Selasa, 08 April 2014

Ohio Doesn't Need No Stinking College Athlete Unions

Republican lawmakers in Ohio have an opinion about the idea of college athlete unions. We know this because they just added a provision to the state budget bill up for vote today to assert that students at state universities are “not public employees” based on their participation in athletic programs.

The provision is a response to the National Labor Relations Board ruling in March that labeled football players at Northwestern University (in Illinois) as employees and allowed them to hold a union vote later this month. Presumably, the lawmakers would like to shield the Ohio State Buckeyes and the rest of the state’s athletic programs from such a destabilizing move.

“I think we’re proactively restating that college athletes are not employees,” Republican representative Ron Amstutz, the bill’s sponsor sponsor, told the Cincinnati Enquirer. “If it ever comes up, it will be in the law.”

Proactive restatements, apparently, are the new empty gestures. As the Enquirer points out, Ohio law already defines employees in a way that would seem to exclude college athletes. And nothing in the new provision would stop college athletes from challenging the status quo in front of the State Employment Relations Board. In the larger picture, the Northwestern ruling, if it survives appeal, would change the legal status for athletes at private universities only. State schools are subject to state laws.
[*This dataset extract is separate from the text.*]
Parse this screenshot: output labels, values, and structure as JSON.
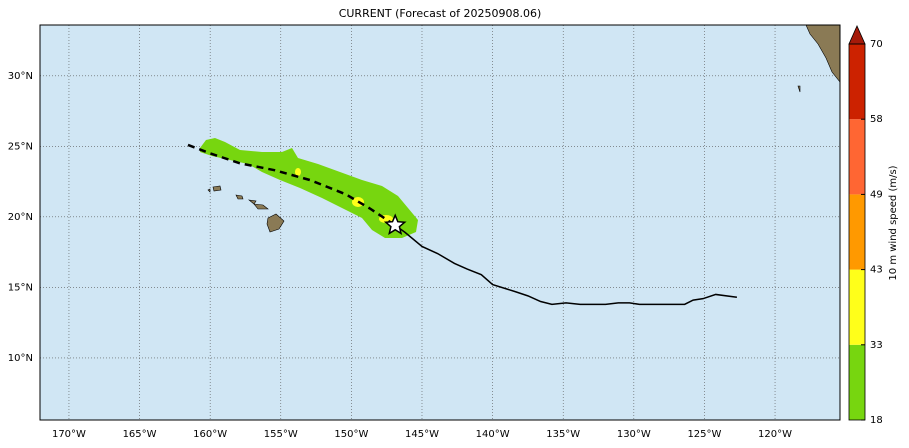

Yet Ohio lawmakers are right to be afraid. The ripples created by the Northwestern ruling will not stop at the Ohio border. If any NCAA school allows athletes to come to the bargaining table as employees, it will change the competitive landscape for all of them. NCAA President Mark Emmert acknowledged as much earlier this week when he said that the union-employee model would “blow up everything about the collegiate model of athletics.” If that explosion comes, the Ohio legislature’s restatement will be pointless at best, and possibly counter productive.

As Time has noted, schools that grant employee status to athletes would likely have an advantage in recruiting. If so, big programs at public universities in states that don’t allow for unions may well apply pressure on lawmakers to loosen the rules, not tighten them. If Ohio lawmakers really want to stay ahead of change and help the Buckeyes, they should probably subtract the word “not” from their provision.